In 2004, Mexico sued the United States at the International Court of Justice for denying one of its citizens the his right under the Vienna Convention on Consular Relations. The ICJ ruled in favor of Mexico–and ordered the United States to reconsider the case. Even President Bush sent a letter to Texan authorities saying that Texas should review the case. Indeed, President Bush’s former top legal adviser at the State Department is outspoken on this:

“If we do not comply with our obligations under the Vienna Convention on Consular Relations and the U.N. Charter,” said John B. Bellinger III, who was the State Department’s top lawyer in the administration of President George W. Bush, “we put at risk Americans, including Texans, who travel and may be arrested overseas. It is surprising that Texas does not recognize the risks it may be creating for its own citizens.”

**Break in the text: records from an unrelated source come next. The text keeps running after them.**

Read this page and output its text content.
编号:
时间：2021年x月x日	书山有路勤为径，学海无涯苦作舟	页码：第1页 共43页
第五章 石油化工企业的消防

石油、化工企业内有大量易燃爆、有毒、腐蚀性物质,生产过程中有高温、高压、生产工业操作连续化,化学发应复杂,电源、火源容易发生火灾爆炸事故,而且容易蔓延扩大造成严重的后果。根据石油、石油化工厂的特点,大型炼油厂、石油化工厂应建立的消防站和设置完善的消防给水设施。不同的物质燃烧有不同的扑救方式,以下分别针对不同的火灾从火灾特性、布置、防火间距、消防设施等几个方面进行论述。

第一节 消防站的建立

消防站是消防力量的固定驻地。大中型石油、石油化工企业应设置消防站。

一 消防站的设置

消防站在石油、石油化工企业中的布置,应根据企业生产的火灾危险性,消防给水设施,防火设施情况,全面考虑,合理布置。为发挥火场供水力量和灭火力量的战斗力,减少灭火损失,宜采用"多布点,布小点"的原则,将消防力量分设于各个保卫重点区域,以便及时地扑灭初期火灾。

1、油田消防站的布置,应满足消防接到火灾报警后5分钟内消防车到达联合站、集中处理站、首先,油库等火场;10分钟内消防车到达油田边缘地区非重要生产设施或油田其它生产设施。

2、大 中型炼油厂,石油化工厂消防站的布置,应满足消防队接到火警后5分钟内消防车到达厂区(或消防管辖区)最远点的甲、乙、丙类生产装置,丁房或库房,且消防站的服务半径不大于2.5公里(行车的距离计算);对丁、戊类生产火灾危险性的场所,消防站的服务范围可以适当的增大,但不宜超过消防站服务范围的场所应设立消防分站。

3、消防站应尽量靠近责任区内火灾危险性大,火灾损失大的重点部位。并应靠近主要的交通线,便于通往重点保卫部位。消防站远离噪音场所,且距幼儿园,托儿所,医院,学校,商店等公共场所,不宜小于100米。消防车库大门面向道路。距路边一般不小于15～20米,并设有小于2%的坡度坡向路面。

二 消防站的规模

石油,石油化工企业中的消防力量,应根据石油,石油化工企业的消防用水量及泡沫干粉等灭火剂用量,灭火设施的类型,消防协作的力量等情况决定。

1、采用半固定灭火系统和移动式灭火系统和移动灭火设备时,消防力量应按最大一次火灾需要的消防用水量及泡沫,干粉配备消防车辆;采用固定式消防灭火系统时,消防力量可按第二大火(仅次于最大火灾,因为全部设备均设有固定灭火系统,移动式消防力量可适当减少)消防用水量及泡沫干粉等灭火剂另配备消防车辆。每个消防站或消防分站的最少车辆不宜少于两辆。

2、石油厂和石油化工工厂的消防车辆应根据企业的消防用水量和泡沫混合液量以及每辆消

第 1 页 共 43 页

Today, the UN system kicked into gear to urge the state of Texas to stay Mr. Leal’s execution. The top UN human rights official Navi Pillay sent a letter to Texas governor asking him to stay the execution.

“Over and above the normal UN position opposing the death penalty, this case raises particular concerns, as Mr. Leal Garcia was not granted consular access, which, as a foreign national, is his right under Article 36 of the Vienna Convention on Consular Relations,” [UNHCHR spokesperson] Mr. Colville said.

“The lack of consular assistance and advice raises concerns about whether or not Mr. Leal Garcia’s right to a fair trial was fully upheld,” he said.

“We understand that Mr. Leal Garcia is due to be executed next Thursday, 7 July, but that the Governor of Texas has the power to commute the sentence to life imprisonment. The High Commissioner has written to him directly requesting him to do so.”

Texas Governor Rick Perry seems intent to ignore these entreaties. He is an undeclared candidate for the Republican nomination for President. Needless to say, sparing the life of a convicted rapist and murderer in order to comply with international law is probably not something Governor Perry is willing to contemplate. I home I am wrong, though.